The Duke of Cambridge, President of The Football Association, will host the England Women’s team at Kensington Palace on Thursday 13 July.
The Duke has invited the squad for a good luck reception at the Palace, before they fly to the Netherlands for Euro 2017.
He will then join the Lionesses for a kick-about with a local girls team from the SSE Wildcats football programme at the sports and social club at Kensington Palace, where the girls will get the chance to play with their England idols.
This year, FA Girls’ Football Week will run between 16 July and 6 August to coincide with England’s involvement in the Euros. It will be an opportunity to support the Lionesses’ finals campaign and get even more girls playing football this summer.
England will travel to the Netherlands on 13 July, where they kick-off their Group D campaign against Scotland in Utrecht on 19 July, before facing Spain in Breda on 23 July and Portugal in Tilburg four days later.
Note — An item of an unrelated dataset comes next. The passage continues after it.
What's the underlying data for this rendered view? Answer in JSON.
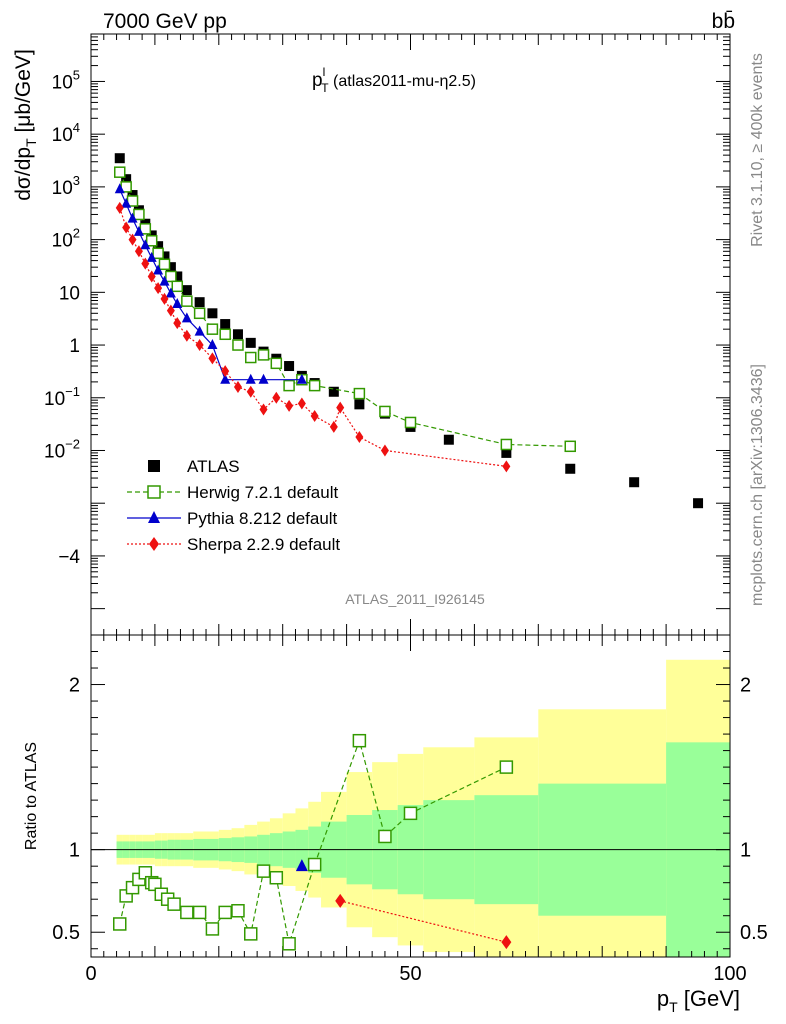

Mark Sampson’s squad warmed up for the tournament with a 2-1 win against Denmark in Copenhagen on Saturday 1 July, their third successive victory against fellow finalists after earlier defeats of Austria and Switzerland.
FA Girls’ Football Week is a national campaign aimed at raising the profile of female football and supporting The FA's aim of doubling the number of women and girls playing football by 2020. Over 130,000 girls took part in sessions delivered in schools, universities, colleges, clubs, community groups and other organisations across the country in 2016.
The FA launched the SSE Wildcats Girls’ Football Clubs in 2017, to inspire girls aged between 5-11 to get involved in the sport.
It provides girls with regular opportunities to play football and take part in organised sessions in a fun and engaging environment created exclusively for girls.
Two hundred clubs have been established across England throughout the spring and summer. The sessions take place on a weekly basis, either after school or at weekends, subject to the local organiser.
They provide a safe environment where girls with no football experience can have fun engaging with sport, develop fundamental skills, try a variety of sessions, learn new things and create foundations for a lifelong love of sport.